On June 23, 2025, planetariums around the world, including the historic Prague Planetarium, joined together to unveil the first images captured by the Vera C. Rubin Observatory.
What is it?
Inside the domed theater of the planetarium, with its state-of-the-art LED display that makes images crisper than those of most other planetariums, audiences gathered beneath projections of the cosmos.

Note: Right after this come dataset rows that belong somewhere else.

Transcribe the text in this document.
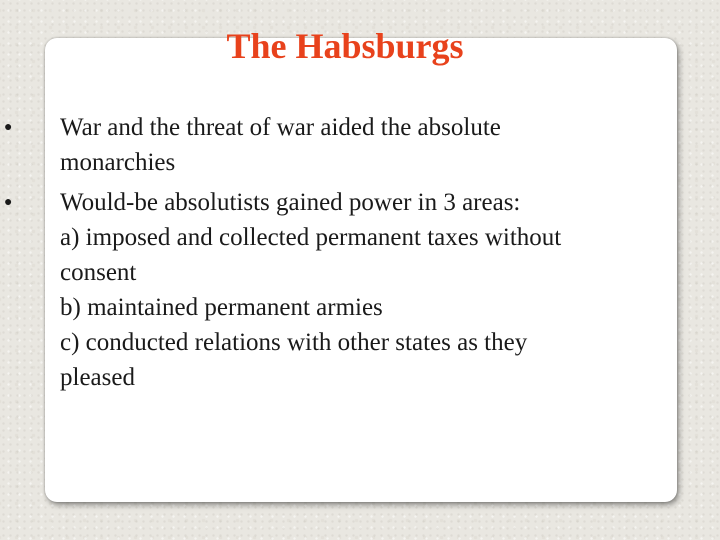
The Habsburgs
●	War and the threat of war aided the absolute
monarchies
●	Would-be absolutists gained power in 3 areas:
a) imposed and collected permanent taxes without
consent
b) maintained permanent armies
c) conducted relations with other states as they
pleased
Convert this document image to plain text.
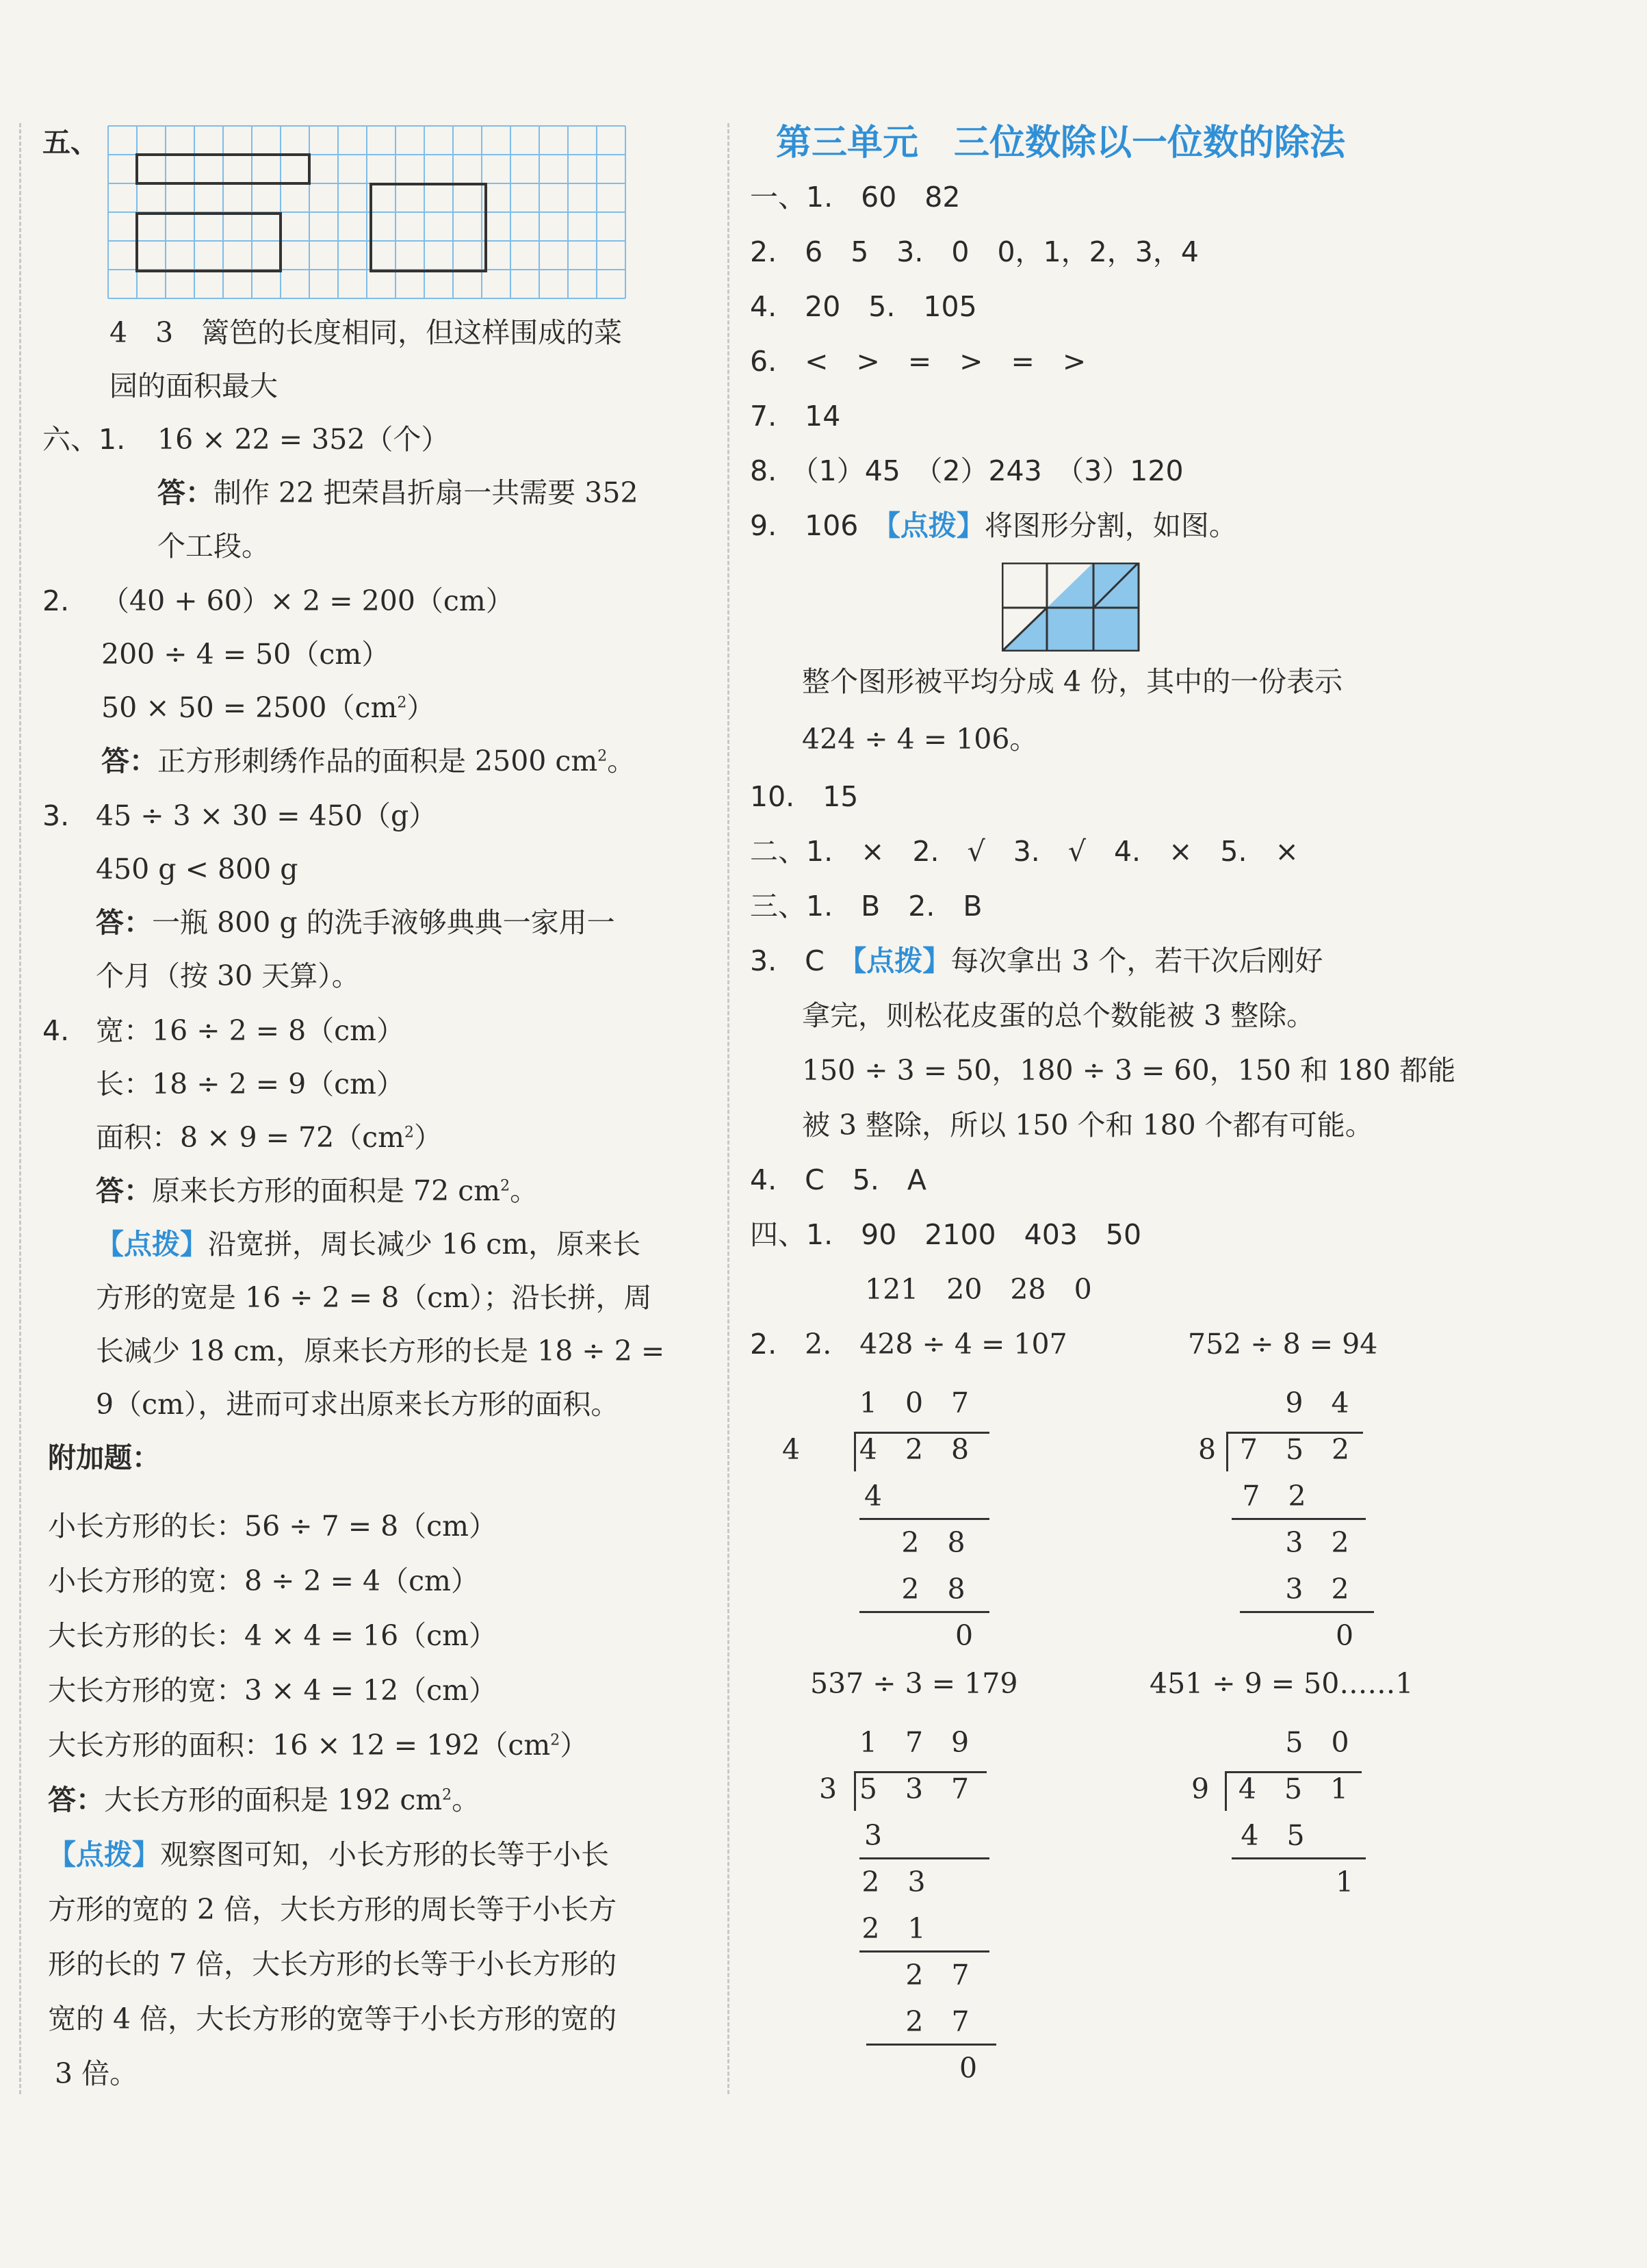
五、
4　3　篱笆的长度相同，但这样围成的菜
园的面积最大
六、1. 16 × 22 = 352（个）
答：制作 22 把荣昌折扇一共需要 352
个工段。
2. （40 + 60）× 2 = 200（cm）
200 ÷ 4 = 50（cm）
$50 \times 50 = 2500(cm^2)$
答：正方形刺绣作品的面积是 2500 $cm^2$。
3. 45 ÷ 3 × 30 = 450（g）
450 g < 800 g
答：一瓶 800 g 的洗手液够典典一家用一
个月（按 30 天算）。
4. 宽：16 ÷ 2 = 8（cm）
长：18 ÷ 2 = 9（cm）
面积：$8 \times 9 = 72(cm^2)$
答：原来长方形的面积是 72 $cm^2$。
【点拨】沿宽拼，周长减少 16 cm，原来长
方形的宽是 16 ÷ 2 = 8（cm）；沿长拼，周
长减少 18 cm，原来长方形的长是 18 ÷ 2 =
9（cm），进而可求出原来长方形的面积。
附加题：
小长方形的长：56 ÷ 7 = 8（cm）
小长方形的宽：8 ÷ 2 = 4（cm）
大长方形的长：4 × 4 = 16（cm）
大长方形的宽：3 × 4 = 12（cm）
大长方形的面积：$16 \times 12 = 192(cm^2)$
答：大长方形的面积是 192 $cm^2$。
【点拨】观察图可知，小长方形的长等于小长
方形的宽的 2 倍，大长方形的周长等于小长方
形的长的 7 倍，大长方形的长等于小长方形的
宽的 4 倍，大长方形的宽等于小长方形的宽的
3 倍。
第三单元　三位数除以一位数的除法
一、1.　60　82
2.　6　5　3.　0　0，1，2，3，4
4.　20　5.　105
6.　<　>　=　>　=　>
7.　14
8.　（1）45　（2）243　（3）120
9.　106　【点拨】将图形分割，如图。
整个图形被平均分成 4 份，其中的一份表示
424 ÷ 4 = 106。
10.　15
二、1.　×　2.　√　3.　√　4.　×　5.　×
三、1.　B　2.　B
3.　C　【点拨】每次拿出 3 个，若干次后刚好
拿完，则松花皮蛋的总个数能被 3 整除。
150 ÷ 3 = 50，180 ÷ 3 = 60，150 和 180 都能
被 3 整除，所以 150 个和 180 个都有可能。
4.　C　5.　A
四、1.　90　2100　403　50
121　20　28　0
2.　 2.　428 ÷ 4 = 107	752 ÷ 8 = 94
1　0　7
4	4　2　8
4
2　8
2　8
0
9　4
8 7　5　2
7　2
3　2
3　2
0
537 ÷ 3 = 179	451 ÷ 9 = 50……1
1　7　9
3 5　3　7
3
2　3
2　1
2　7
2　7
0
5　0
9	4　5　1
4　5
1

As the unveiling was streamed live from Washington D.C., hundreds of institutions across the globe waited to see the powerful observatory’s first images of deep space.
Where is it?
This photo was taken at the Prague Planetarium in Prague, the capital city of the Czech Republic.
Why is it amazing?
The Vera C. Rubin Observatory in Chile hosts the world’s largest digital camera, ensuring its images are some of the clearest ever taken. This camera is key to helping achieve Rubin’s mission: the Legacy Survey of Space and Time (LSST), which is a 10-year observational campaign cataloging billions of stars, galaxies, supernovae and other objects in our galaxy as part of the hunt for dark matter.
Given its cutting-edge camera, the images from the Rubin Observatory are larger than other data files — so big, in fact, that they need a “data butler” to help process. However, this larger size allows all the nuance and intricacies of our universe to come through, especially in settings like a planetarium.